References in this case

Share

Highlight in text

Go

11.9.2017   

NL

Publicatieblad van de Europese Unie

C 300/24


Verzoek om een prejudiciële beslissing ingediend door de Nejvyšší správní soud (Tsjechië) op 10 juli 2017 — Arex CZ a.s./Odvolací finanční ředitelství

(Zaak C-414/17)

(2017/C 300/28)

Procestaal: Tsjechisch

Verwijzende rechter

Nejvyšší správní soud

Partijen in het hoofdgeding

Verzoekende partij (verzoekster in eerste aanleg): Arex CZ a.s.

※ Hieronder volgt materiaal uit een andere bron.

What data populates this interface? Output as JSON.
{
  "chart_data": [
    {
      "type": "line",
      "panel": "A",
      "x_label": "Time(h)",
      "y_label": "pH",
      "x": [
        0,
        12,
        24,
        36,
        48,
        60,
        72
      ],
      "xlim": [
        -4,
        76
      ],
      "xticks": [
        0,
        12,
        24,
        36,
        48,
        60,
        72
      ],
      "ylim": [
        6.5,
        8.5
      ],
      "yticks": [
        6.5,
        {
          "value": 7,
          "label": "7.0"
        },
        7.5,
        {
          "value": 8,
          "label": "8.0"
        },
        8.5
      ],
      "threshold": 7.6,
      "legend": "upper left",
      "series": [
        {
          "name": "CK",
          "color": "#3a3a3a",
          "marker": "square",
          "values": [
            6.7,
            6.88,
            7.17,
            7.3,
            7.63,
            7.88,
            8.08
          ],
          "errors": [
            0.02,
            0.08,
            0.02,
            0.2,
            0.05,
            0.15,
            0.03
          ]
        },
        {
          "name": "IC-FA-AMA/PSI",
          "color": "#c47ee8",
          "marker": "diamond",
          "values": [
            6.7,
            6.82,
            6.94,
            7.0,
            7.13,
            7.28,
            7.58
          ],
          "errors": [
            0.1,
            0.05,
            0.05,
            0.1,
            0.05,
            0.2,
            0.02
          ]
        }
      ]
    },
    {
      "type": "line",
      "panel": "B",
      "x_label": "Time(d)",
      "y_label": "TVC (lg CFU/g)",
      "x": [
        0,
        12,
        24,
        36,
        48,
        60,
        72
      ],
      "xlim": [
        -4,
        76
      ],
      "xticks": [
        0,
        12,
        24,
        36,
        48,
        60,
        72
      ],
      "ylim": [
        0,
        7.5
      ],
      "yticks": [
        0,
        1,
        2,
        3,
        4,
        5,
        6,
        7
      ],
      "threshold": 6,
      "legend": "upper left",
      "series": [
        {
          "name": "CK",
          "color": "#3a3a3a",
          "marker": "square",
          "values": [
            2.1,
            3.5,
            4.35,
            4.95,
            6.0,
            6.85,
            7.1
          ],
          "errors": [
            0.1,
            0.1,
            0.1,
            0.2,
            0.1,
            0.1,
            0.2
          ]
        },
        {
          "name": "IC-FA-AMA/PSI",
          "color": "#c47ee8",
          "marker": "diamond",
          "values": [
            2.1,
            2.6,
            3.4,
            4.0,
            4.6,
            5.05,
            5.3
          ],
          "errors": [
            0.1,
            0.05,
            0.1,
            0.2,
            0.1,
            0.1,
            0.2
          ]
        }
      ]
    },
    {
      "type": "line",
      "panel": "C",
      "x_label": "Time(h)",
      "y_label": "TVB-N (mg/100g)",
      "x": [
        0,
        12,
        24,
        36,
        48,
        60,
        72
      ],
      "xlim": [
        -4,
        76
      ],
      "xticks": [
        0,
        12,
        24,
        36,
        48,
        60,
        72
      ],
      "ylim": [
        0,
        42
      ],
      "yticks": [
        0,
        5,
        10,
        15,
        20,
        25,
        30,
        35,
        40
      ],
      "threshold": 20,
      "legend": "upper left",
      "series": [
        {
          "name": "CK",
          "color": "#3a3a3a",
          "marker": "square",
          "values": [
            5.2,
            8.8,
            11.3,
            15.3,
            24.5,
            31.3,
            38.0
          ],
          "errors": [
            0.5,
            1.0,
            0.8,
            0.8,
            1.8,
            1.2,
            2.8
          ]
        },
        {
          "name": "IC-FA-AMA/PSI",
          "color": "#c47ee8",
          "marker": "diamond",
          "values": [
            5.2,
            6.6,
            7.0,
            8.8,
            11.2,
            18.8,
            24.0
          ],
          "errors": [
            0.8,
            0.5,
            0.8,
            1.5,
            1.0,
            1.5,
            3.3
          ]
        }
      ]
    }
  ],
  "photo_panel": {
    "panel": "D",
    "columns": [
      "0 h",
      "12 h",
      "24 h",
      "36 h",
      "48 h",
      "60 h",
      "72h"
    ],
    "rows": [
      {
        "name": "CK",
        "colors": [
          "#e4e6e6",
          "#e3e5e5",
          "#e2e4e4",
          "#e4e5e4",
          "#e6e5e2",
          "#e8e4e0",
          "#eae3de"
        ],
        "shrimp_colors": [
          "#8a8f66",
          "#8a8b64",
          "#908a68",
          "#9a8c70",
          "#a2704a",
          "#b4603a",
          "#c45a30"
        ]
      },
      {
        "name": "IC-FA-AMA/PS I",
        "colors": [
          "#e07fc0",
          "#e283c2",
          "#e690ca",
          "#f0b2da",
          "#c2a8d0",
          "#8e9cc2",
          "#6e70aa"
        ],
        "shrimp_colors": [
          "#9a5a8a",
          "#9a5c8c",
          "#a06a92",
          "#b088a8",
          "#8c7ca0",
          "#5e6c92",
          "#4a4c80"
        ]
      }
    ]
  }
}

Andere partij in de procedure (verweerder in eerste aanleg): Odvolací finanční ředitelství

Prejudiciële vragen

1)

Moet elke belastingplichtige worden aangemerkt als belastingplichtige in de zin van artikel 138, lid 2, onder b), van richtlijn 2006/112/EG (1) van de Raad van 28 november 2006 betreffende het gemeenschappelijke stelsel van belasting over de toegevoegde waarde („btw-richtlijn”)? Zo niet, op welke belastingplichtigen is die bepaling dan van toepassing?

2)

Indien het Hof van Justitie antwoordt dat artikel 138, lid 2, onder b), van de btw-richtlijn van toepassing is op een situatie zoals die in het hoofdgeding (dat wil zeggen dat de afnemer van de producten een voor de belasting geregistreerde belastingplichtige is), moet die bepaling dan aldus worden uitgelegd dat wanneer de verzending of het vervoer van die producten plaatsvindt overeenkomstig de desbetreffende bepalingen van richtlijn 2008/118/EG (2) van de Raad van 16 december 2008 houdende een algemene regeling inzake accijns en houdende intrekking van richtlijn 92/12/EEG (3) („accijnsrichtlijn”), een levering die samenhangt met een procedure krachtens de accijnsrichtlijn dan moet worden aangemerkt als een levering die in aanmerking komt voor vrijstelling op grond van die bepaling, ondanks het feit dat voor het overige niet is voldaan aan de vrijstellingsvoorwaarden van artikel 138, lid 1, van de btw-richtlijn vanwege de toerekening van het goederenvervoer aan een andere transactie?

3)

Indien het Hof van Justitie antwoordt dat artikel 138, lid 2, onder b), van de btw-richtlijn niet van toepassing is in een situatie zoals die in het hoofdgeding, is het feit dat de producten worden vervoerd in het kader van een accijnsschorsingsregeling dan beslissend voor de vraag aan welke van verschillende opeenvolgende leveringen het vervoer moet worden toegerekend voor de toepassing van het recht op vrijstelling van btw op grond van artikel 138, lid 1, van de btw-richtlijn?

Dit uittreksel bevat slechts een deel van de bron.